Para cumprir a última vontade de Tomaso, o apelidado anjo do Palácio de Carditello (que contribuiu para a restauração e preservação do respetivo monumento), os "imortais" enviam a sua mais indecisa "marioneta", Pulcinella (Polichinelo), para encaminhar uma cria de búfalo, criada por ele, ao seu novo lar.

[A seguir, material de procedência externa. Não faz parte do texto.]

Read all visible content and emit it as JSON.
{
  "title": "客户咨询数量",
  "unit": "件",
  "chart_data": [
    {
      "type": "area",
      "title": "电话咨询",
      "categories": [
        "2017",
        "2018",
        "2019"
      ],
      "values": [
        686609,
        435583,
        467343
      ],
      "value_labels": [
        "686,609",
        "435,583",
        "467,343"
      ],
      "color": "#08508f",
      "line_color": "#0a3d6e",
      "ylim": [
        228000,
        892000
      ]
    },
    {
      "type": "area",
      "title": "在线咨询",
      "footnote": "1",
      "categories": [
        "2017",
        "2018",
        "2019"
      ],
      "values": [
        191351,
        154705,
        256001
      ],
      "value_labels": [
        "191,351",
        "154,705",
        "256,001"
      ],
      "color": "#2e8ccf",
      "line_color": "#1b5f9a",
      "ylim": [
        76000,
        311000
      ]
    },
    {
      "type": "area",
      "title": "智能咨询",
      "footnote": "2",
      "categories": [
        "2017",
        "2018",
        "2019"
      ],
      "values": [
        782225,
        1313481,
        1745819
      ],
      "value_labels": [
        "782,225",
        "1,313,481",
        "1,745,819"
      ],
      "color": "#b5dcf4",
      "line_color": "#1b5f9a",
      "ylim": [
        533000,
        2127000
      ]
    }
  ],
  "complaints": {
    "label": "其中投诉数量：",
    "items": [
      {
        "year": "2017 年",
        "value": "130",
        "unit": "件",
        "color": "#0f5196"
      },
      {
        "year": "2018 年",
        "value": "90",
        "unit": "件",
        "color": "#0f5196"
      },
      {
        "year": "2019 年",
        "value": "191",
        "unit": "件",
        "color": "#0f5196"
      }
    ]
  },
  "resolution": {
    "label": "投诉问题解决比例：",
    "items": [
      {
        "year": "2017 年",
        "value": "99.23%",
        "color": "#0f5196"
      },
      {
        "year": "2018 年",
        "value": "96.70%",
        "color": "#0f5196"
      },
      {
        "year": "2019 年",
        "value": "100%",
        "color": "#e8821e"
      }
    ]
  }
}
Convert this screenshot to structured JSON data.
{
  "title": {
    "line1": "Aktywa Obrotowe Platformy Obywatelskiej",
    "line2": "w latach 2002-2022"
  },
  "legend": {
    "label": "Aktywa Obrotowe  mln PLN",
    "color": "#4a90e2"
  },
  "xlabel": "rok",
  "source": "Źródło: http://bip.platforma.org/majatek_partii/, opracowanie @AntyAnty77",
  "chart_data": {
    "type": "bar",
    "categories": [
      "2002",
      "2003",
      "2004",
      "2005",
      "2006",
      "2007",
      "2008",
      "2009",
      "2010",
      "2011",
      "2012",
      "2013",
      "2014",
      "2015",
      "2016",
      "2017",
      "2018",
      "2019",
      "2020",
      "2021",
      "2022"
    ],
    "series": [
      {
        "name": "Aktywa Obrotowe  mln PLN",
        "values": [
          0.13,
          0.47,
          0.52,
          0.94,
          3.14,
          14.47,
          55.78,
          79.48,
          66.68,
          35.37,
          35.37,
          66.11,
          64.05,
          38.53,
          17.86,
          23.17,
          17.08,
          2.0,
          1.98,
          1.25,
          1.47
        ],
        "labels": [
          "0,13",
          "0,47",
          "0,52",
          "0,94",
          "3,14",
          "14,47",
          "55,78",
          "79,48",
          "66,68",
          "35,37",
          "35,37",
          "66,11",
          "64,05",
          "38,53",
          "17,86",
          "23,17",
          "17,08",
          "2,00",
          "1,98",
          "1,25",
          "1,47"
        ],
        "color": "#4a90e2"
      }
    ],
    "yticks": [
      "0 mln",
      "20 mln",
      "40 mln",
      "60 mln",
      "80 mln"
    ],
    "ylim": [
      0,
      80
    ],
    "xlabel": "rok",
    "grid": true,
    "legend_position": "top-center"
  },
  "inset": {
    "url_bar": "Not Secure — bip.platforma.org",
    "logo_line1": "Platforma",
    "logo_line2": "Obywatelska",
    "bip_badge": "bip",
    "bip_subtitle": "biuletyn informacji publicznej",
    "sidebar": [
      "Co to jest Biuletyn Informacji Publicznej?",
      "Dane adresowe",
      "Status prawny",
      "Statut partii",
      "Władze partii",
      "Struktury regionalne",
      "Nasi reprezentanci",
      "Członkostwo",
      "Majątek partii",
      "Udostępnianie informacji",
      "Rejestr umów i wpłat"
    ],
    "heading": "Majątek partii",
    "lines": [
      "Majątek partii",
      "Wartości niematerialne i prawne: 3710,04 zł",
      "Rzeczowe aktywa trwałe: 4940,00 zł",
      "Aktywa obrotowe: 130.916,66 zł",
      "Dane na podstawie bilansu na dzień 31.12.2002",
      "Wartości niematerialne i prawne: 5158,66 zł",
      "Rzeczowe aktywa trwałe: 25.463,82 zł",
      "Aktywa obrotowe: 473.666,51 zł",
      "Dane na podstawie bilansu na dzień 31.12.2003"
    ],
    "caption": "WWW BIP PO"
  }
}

Nesta jornada por uma Itália fragmentada pelo enraizamento do neo-realismo e da fantasia gótica - “Bella e Perduta” - o cineasta Pietro Marcello ecoa uma prolongada alusão político-social de um país à beira do colapso identitário que, tal como a sua personagem corcunda, se encontra à mercê dos propósitos impostos pelos seus amos. É um surrealismo que aspira ao misticismo, com uma veia documental contagiada por toques fabulistas e de teor poético, funcionando numa fantasia cruzada e trabalhada sob uma maquete de experimentalidade. Porém, nada de realmente bizarro é concentrado nesta pintura a óleo viva, e sim, um claro paradoxo com o real representativo. Uma crítica subliminar que se desenvolve conforme o seu espectador e que se manifesta em conformidade com os seus ideais.
Embora a política seja o evidente combustível desta demanda pela forma, que muitas vezes prevalece sobre o conteúdo, é um regresso à figuração imposta pelo poeta Luís de Camões e o seu mais pujante trabalho - “Os Lusíadas” - onde a personificação de figuras pagãs serve como propósito a uma crítica estabelecida. Nesse sentido, é fácil identificar o búfalo e a sua infortunada sorte numa questão de "classes", neste caso, a mais baixa, o indivíduo comunitário que preza o seu destino nas mãos dos seus dirigentes políticos (os "imortais") como se fossem diretamente extraídos das distopias de Orwell. Sarchiapone, o nome pelo qual é batizado o nosso bovino, mesmo que nome é coisa que não lhe é designada, exclama que neste mundo "ser búfalo é uma arte", um artifício subestimado que poucos querem deter ou sequer sentir fascinados. Mas a crença em viver na dependência das massas e da força que estas podem adquirir é de uma coragem incontestável.
“Bella e Perduta” (“Bela e Perdida”), um título que tenta aludir ao monumento deixado pelo seu "anjo da guarda", também se identifica com os sonhos vencidos pelas massas que ainda se dignam a lutar pelos seus ideais, mortais frente a imortais omnipresentes, pelo meio marionetas a interpretar pontes de contacto entre os diferentes patamares. Político e fantasioso, não é todos os dias que nos oferecem estes dois ingredientes numa "cajadada só". Um filme a ver por dois motivos: conteúdo e forma.